In 1974, Christchurch was the host city for the games. Photo / Supplied

The main venue at the time was QEII Park, a multi-use stadium that could seat 25,000 people and was built specifically for the 1974 games.

QEII Park was destroyed beyond repair in the 2011 Earthquake.

Now $683 million, Te Kaha Stadium is in the works and the city boasts amenities like the modern Ngā Puna Wai Sports Hub, which includes an athletics track, hockey pitch and tennis courts.

Mauger said he grew up across the road from QEII Park while it was being built for the games.

“I spent my formative years sneaking behind the fence, seeing how it was being built,” the mayor remembered.

“It was good - it brought the city together and at the time, the year before I left school I didn’t know about what was happening with the economy, it broke the city.”

But Mauger believes post-quake Christchurch is in much better shape to handle the brunt of a Commonwealth tournament.

$683 million, Te Kaha Stadium is in the works and the city boasts amenities like the modern Ngā Puna Wai Sports Hub. Photo / Christchurch City Council

$683 million, Te Kaha Stadium is in the works and the city boasts amenities like the modern Ngā Puna Wai Sports Hub. Photo / Christchurch City Council

“I’d like to see us become the hub of New Zealand for the games.”

The mayor concedes there’s no need for the city to swallow the whole cake, with other locations across the country providing the necessary infrastructure for the competition.

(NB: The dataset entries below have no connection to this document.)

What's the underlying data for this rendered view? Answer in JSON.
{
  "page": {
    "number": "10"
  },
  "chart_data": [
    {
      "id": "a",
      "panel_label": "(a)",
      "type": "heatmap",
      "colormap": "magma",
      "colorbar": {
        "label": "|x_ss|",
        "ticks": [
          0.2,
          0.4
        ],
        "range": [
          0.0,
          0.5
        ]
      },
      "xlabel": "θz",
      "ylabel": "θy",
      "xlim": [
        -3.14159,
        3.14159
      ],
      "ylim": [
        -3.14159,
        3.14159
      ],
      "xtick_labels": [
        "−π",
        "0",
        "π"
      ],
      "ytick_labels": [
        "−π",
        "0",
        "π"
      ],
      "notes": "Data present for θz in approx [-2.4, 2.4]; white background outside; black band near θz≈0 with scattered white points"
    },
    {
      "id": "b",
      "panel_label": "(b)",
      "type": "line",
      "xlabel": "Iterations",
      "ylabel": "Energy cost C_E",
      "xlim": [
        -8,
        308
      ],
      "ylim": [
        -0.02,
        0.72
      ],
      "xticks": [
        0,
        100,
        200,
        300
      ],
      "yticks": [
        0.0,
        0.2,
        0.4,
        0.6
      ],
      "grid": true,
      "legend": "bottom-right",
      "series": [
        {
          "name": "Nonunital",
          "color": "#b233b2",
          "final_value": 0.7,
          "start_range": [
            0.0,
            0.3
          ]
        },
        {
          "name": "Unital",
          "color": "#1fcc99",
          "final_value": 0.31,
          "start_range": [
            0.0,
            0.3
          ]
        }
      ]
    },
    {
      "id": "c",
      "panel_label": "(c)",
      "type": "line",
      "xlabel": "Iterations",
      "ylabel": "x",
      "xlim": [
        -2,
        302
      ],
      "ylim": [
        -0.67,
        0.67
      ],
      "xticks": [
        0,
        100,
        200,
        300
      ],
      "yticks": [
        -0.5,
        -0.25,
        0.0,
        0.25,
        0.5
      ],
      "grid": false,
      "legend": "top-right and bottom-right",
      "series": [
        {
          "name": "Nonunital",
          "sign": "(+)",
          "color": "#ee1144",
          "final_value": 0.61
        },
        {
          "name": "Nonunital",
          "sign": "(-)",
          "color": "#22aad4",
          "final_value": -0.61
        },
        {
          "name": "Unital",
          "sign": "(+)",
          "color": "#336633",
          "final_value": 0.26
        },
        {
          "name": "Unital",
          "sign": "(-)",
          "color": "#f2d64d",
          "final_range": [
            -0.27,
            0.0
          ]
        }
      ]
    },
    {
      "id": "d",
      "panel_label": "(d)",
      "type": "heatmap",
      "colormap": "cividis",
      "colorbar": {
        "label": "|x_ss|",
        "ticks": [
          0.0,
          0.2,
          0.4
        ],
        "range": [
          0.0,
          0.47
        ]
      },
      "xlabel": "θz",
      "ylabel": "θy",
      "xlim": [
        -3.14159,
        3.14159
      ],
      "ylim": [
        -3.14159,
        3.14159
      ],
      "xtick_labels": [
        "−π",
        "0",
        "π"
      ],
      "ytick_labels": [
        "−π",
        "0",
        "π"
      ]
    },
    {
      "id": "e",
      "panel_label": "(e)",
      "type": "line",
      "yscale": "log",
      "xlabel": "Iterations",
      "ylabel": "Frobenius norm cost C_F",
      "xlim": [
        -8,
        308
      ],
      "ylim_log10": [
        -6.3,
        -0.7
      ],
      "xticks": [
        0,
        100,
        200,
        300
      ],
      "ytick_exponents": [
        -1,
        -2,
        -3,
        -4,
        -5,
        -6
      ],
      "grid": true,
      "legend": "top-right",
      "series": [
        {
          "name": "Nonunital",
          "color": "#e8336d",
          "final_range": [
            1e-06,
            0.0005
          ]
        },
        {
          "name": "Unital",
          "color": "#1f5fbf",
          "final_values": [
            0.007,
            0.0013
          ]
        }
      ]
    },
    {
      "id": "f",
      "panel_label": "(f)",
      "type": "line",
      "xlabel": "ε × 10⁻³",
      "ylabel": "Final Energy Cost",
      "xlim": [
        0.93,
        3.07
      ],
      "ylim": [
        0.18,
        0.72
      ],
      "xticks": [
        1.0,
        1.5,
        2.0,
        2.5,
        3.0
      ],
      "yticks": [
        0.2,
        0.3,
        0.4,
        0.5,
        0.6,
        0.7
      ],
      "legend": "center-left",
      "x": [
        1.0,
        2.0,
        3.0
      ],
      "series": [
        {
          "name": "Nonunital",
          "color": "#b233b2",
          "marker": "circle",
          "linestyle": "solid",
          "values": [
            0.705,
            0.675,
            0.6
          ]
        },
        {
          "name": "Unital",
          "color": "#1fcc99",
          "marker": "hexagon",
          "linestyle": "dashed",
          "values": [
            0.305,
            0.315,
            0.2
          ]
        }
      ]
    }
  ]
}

“We don’t need to build a velodrome, there’s two of those in the country already. We don’t need a rowing lake, one day we maybe hope to, but rather than spend lots of money on things we haven’t got, it’s better to spend less money on the things we have got.”

Mauger was in Auckland for the draw of the FIFA Women’s World Cup, he spoke with Grant Robertson at the time about his dream to see Christchurch’s sporting heyday return.

“He said it would be good to spread it out, everyone has to have a feed,” the mayor said.

When pushed on the notion that Government might want to push costs for hosting a tournament into local councils such as his, Mauger chose an optimistic perspective.

“The benefit we get out of showcasing New Zealand through the games is fantastic. Normally we did it ourselves it would be a hell of a cost. So we’d want to spread it around.”